Friday, January 13, 2006

Another case of privacy invasion

I came across this recent press release about Apple's popular iTunes software. It was disconcerting to find that the software could send information about computer users' playlists back to Apple.

The new music software includes a 'MiniStore' window, which provides recommended links to Apple's music download service when a listener actively clicks on a song in their personal playlist, including songs that haven't been purchased from the iTunes store.

To provide those recommendations, the software sends information about the selected song, such as artist, title and genre, back to Apple. But the software also transmits a string of data that is linked to a computer user's unique iTunes account ID, computer experts have found.

Because iTunes users typically sign up for the music store with an email address and a credit card number, the account ID number could in theory be linked to that information, as well as a user's purchase history, said Apple expert Kirk McElhearn, who has published several books on Macintosh computers.

If one looks at the data protection principles under the Data Protection Directive (Art. 6), this provides that:

1. Member States shall provide that personal data must be:

(a) processed fairly and lawfully;

(b) collected for specified, explicit and legitimate purposes and not further processed in a way incompatible with those purposes. Further processing of data for historical, statistical or scientific purposes shall not be considered as incompatible provided that Member States provide appropriate safeguards;

(c) adequate, relevant and not excessive in relation to the purposes for which they are collected and/or further processed;

(d) accurate and, where necessary, kept up to date; every reasonable step must be taken to ensure that data which are inaccurate or incomplete, having regard to the purposes for which they were collected or for which they are further processed, are erased or rectified;

(e) kept in a form which permits identification of data subjects for no longer than is necessary for the purposes for which the data were collected or for which they are further processed. Member States shall lay down appropriate safeguards for personal data stored for longer periods for historical, statistical or scientific use.

2. It shall be for the controller to ensure that paragraph 1 is complied with.

What is unclear is why users were not informed about the fact that information about their playlist could be sent back to Apple. Irrespective of whether consent has been given, it certainly appears that information collected about its users and redirected to the company goes against some of the data protection principles.
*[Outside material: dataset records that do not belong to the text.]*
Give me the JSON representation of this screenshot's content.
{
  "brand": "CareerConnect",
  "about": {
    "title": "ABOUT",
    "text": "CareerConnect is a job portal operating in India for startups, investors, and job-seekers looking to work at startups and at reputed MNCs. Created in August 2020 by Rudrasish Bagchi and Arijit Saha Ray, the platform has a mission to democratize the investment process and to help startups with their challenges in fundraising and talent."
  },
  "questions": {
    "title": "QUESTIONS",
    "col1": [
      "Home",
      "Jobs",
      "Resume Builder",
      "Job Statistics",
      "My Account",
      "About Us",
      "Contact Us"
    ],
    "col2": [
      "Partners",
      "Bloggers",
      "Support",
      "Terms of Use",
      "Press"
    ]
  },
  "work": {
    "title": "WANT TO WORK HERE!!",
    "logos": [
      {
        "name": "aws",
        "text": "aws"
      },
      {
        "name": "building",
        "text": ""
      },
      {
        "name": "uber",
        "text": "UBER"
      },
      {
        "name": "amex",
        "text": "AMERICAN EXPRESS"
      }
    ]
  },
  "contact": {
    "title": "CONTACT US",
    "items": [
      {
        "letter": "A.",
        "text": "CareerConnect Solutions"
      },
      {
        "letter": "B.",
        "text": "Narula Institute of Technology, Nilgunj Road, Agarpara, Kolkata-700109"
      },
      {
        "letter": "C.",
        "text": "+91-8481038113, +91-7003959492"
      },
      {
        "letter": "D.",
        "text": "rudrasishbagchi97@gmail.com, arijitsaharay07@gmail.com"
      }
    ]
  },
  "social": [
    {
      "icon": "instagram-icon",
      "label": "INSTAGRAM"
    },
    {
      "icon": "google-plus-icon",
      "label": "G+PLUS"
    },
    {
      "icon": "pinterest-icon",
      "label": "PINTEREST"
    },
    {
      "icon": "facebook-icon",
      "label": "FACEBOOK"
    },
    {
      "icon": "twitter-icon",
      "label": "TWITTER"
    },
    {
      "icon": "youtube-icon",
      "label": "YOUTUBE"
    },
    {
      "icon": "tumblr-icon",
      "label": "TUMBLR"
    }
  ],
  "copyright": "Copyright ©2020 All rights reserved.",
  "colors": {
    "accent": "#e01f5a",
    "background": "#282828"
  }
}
Furthermore, the Directive on Privacy and Electronic Communications 2002/58/EC provides that such use should only be allowed for legitimate purposes with the knowledge of the user concerned. Art. 5(3) states that:

Member States shall ensure that the use of electronic communications networks to store information or to gain access to information stored in the terminal equipment of a subscriber or user is only allowed on condition that the subscriber or user concerned is provided with clear and comprehensive information in accordance with Directive 95/46/EC, inter alia about the purposes of the processing, and is offered the right to refuse such processing by the data controller. This shall not prevent any technical storage or access for the sole purpose of carrying out or facilitating the transmission of a communication over an electronic communications network, or as strictly necessary in order to provide an information society service explicitly requested by the subscriber or user.
Recital 24 of the same Directive provides that:

Terminal equipment of users of electronic communications networks and any information stored on such equipment are part of the private sphere of the users requiring protection under the European Convention for the Protection of Human Rights and Fundamental Freedoms. So-called spyware, web bugs, hidden identifiers and other similar devices can enter the user's terminal without their knowledge in order to gain access to information, to store hidden information or to trace the activities of the user and may seriously intrude upon the privacy of these users. The use of such devices should be allowed only for legitimate purposes, with the knowledge of the users concerned.

I do not want to dwell on this too much, but for those interested in this area, see Spyware watch and Wikipedia's definition of spyware.

The UK Information Commissioner has also issued some guidance on the Privacy and Electronic Communications (EC Directive) Regulations 2003 that implements the Directive on Privacy and Electronic Communications 2002/58/EC.